Mas, mais do que ir a eventos realizados pelo candidato André Moura, Edvaldo Nogueira recebe André Moura no seu Gabinete na Sede da Prefeitura. E isso não é coisa hipotética e nem do passado. Aconteceu nesta sexta-feira, 28 de setembro, a exatos 10 dias da realização da eleição.

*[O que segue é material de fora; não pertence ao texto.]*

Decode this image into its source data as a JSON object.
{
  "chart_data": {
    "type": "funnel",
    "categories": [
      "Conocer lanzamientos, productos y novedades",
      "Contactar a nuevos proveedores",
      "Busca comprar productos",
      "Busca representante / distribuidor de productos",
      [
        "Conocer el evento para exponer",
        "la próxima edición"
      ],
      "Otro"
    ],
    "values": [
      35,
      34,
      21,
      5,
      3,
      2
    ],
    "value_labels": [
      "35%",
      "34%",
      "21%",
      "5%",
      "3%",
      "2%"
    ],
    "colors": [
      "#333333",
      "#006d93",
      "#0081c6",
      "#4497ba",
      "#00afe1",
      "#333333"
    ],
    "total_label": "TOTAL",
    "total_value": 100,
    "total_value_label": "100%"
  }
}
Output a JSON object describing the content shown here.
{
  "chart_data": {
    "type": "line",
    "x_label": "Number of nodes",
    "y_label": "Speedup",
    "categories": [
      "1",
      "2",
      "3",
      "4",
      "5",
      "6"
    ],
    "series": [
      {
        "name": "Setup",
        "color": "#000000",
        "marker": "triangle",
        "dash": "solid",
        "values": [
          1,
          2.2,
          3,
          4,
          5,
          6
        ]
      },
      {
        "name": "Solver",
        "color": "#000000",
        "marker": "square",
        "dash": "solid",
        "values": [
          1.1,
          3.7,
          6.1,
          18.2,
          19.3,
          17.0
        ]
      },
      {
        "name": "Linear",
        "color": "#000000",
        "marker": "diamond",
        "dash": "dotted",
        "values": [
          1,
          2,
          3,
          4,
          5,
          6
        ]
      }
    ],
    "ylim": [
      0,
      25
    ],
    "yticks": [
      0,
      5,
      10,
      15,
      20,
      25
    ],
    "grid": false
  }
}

Claro que Edvaldo Nogueira não atraiu André Moura a seu Gabinete para dizer lhe: “Olha, quero aqui lhe garantir que vou votar em você para senador e coisa e tal”. Claro que não foi isso. Edvaldo tem grupo e, pelo que se sabe, vota assumidamente em Jackson Barreto para sanador. Em Jackson Barreto, que fique claro.

Pelo que este colunista foi informado, neste encontro o perfeito quis ter de André a confirmação de que, nos próximos três meses que restam de 2018, ele, enquanto líder do Governo Federal no Congresso, deve se comprometer a lutar para que recursos apalavrados em Brasília para Aracaju de fato venham.

Mas é muito simbólico que Edvaldo Nogueira, a 10 dias da eleição, atraia o amigo “divergente” para dentro do seu alcácer, do seu labirinto, e diga-lhe em palavras e gestos: “Olha, companheiro, continuo contando com você nessa parceria”. Não só na vida como na política, para bom entendedor, meia palavra bas...!

Na esfera de André Moura, sempre houve uma espécie de comemoração ao fato de Edvaldo Nogueira não sair por aí fulminando a candidatura dele ao Senado. Isso, para eles, já teria uma equivalência de alinhamento. E quando Edvaldo, ainda por cima, agradece a André de público é quase um pedido de voto.

Outro aspecto de operação política fundamental e que poucos observadores estão mesurando: Edvaldo Nogueira, que de besta não tem nada, deve estar lendo as finas linhas do futuro político estadual. Ele sabe que, num eventual segundo turno entre Belivaldo Chagas e Valadares Filho, as chances de André marchar com Belivaldo são quase que totais. Isso com ele eleito senador ou não.

E se a eleição de André for consumada, a mão na roda em favor de Belivaldo vai ter as digitais de Edvaldo Nogueira. Uma vez reeleito Belivaldo, Edvaldo tem horizontes boníssimos em 2020 e tapetes bem distendidos em 2022, quiçá em parceria com André, que todos sabem o que pensa do futuro. Filosofia à parte, o hoje sempre entrelaça o amanhã.